At last George went, and the husband and wife were alone again.
He started to the door on a sudden impulse.
"I'll unpack and get those things," he said over his shoulder.
"Yes, do," she nodded, "before George goes to sleep. Your things are in the dressing-room, and he will be there."
"We've simply got to have another flat," he replied, with a pleasant sensation of the power to pay for it.
For a few minutes Marie Kerr sat quiet, staring at the fire. The home-coming, so stimulating to Osborn, had for her been inexpressibly stale. She was not thrilled; she was left cold as the November night outside. The new and pretty habits of her life were in peril of being broken, and her reluctance that it should be so was keen. She got up and mended the fire and patted the cushions absently. She could hear Osborn talking to his son, and Ann busy in the kitchen.
A man in the house was once more going to set the clock of life.

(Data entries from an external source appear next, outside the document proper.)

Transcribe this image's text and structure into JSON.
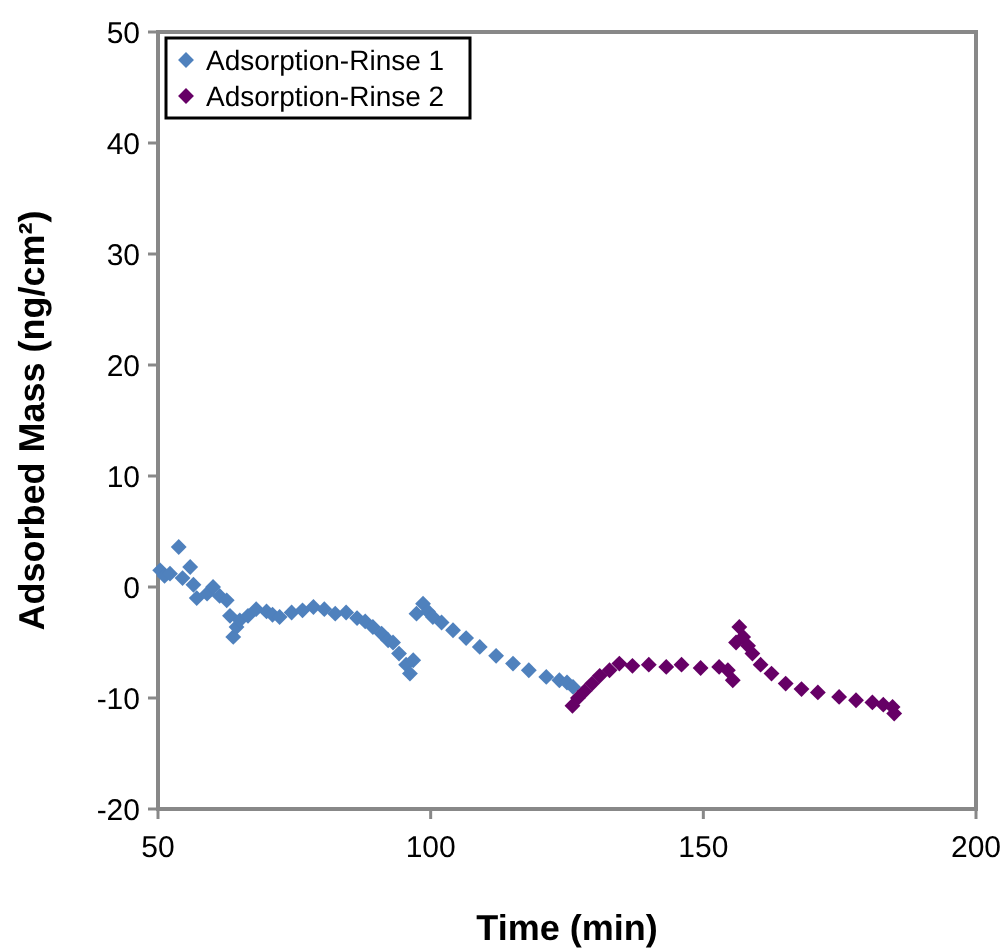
{
  "chart_data": {
    "type": "scatter",
    "xlabel": "Time (min)",
    "ylabel": "Adsorbed Mass (ng/cm²)",
    "xlim": [
      50,
      200
    ],
    "ylim": [
      -20,
      50
    ],
    "xticks": [
      50,
      100,
      150,
      200
    ],
    "yticks": [
      -20,
      -10,
      0,
      10,
      20,
      30,
      40,
      50
    ],
    "legend": "top left",
    "marker": "diamond",
    "series": [
      {
        "name": "Adsorption-Rinse 1",
        "color": "#4f81bd",
        "x": [
          50.4,
          51.2,
          52.2,
          53.8,
          54.5,
          55.9,
          56.5,
          57.1,
          59.0,
          60.1,
          61.3,
          62.6,
          63.2,
          63.8,
          64.4,
          65.0,
          66.5,
          68.0,
          69.9,
          71.0,
          72.3,
          74.5,
          76.5,
          78.5,
          80.5,
          82.5,
          84.5,
          86.5,
          88.0,
          89.4,
          91.0,
          92.2,
          93.1,
          94.2,
          95.5,
          96.2,
          96.8,
          97.4,
          98.6,
          99.5,
          100.4,
          102.0,
          104.1,
          106.5,
          109.0,
          112.0,
          115.1,
          118.0,
          121.2,
          123.6,
          125.0,
          126.1
        ],
        "values": [
          1.5,
          1.0,
          1.2,
          3.6,
          0.8,
          1.8,
          0.2,
          -1.0,
          -0.6,
          0.0,
          -0.8,
          -1.2,
          -2.6,
          -4.5,
          -3.6,
          -3.0,
          -2.6,
          -2.0,
          -2.2,
          -2.5,
          -2.7,
          -2.3,
          -2.1,
          -1.8,
          -2.0,
          -2.4,
          -2.3,
          -2.8,
          -3.1,
          -3.6,
          -4.2,
          -4.8,
          -5.0,
          -6.0,
          -7.0,
          -7.8,
          -6.6,
          -2.4,
          -1.5,
          -2.2,
          -2.7,
          -3.2,
          -3.9,
          -4.6,
          -5.4,
          -6.2,
          -6.9,
          -7.5,
          -8.1,
          -8.4,
          -8.6,
          -9.0
        ]
      },
      {
        "name": "Adsorption-Rinse 2",
        "color": "#660066",
        "x": [
          126.0,
          127.0,
          128.2,
          129.6,
          131.0,
          132.8,
          134.6,
          137.0,
          140.0,
          143.2,
          146.0,
          149.5,
          152.9,
          154.5,
          155.4,
          156.0,
          156.6,
          157.3,
          158.2,
          159.0,
          160.5,
          162.5,
          165.1,
          168.0,
          171.0,
          174.9,
          178.0,
          181.0,
          183.0,
          184.7,
          185.0
        ],
        "values": [
          -10.7,
          -10.0,
          -9.4,
          -8.7,
          -8.0,
          -7.5,
          -6.9,
          -7.1,
          -7.0,
          -7.2,
          -7.0,
          -7.3,
          -7.2,
          -7.5,
          -8.4,
          -5.0,
          -3.6,
          -4.5,
          -5.3,
          -6.0,
          -7.0,
          -7.8,
          -8.7,
          -9.2,
          -9.5,
          -9.9,
          -10.2,
          -10.4,
          -10.6,
          -10.8,
          -11.4
        ]
      }
    ]
  }
}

Before Osborn had found what he sought she went to her bedroom. The baby and Minna were sleeping side by side in their cots, a screen drawn round them to shade them from the light. Deep in the perfect slumber of childhood, they did not awake at her careful entry. She switched up the electric light over her dressing-table, and began to change her blouse and skirt for the black frock in which she dined. While she was standing thus, half dressed, Osborn came in.
She swung round upon him, hands raised in the act of smoothing her hair, and there was something in her face which made him halt. He looked at her uncertainly.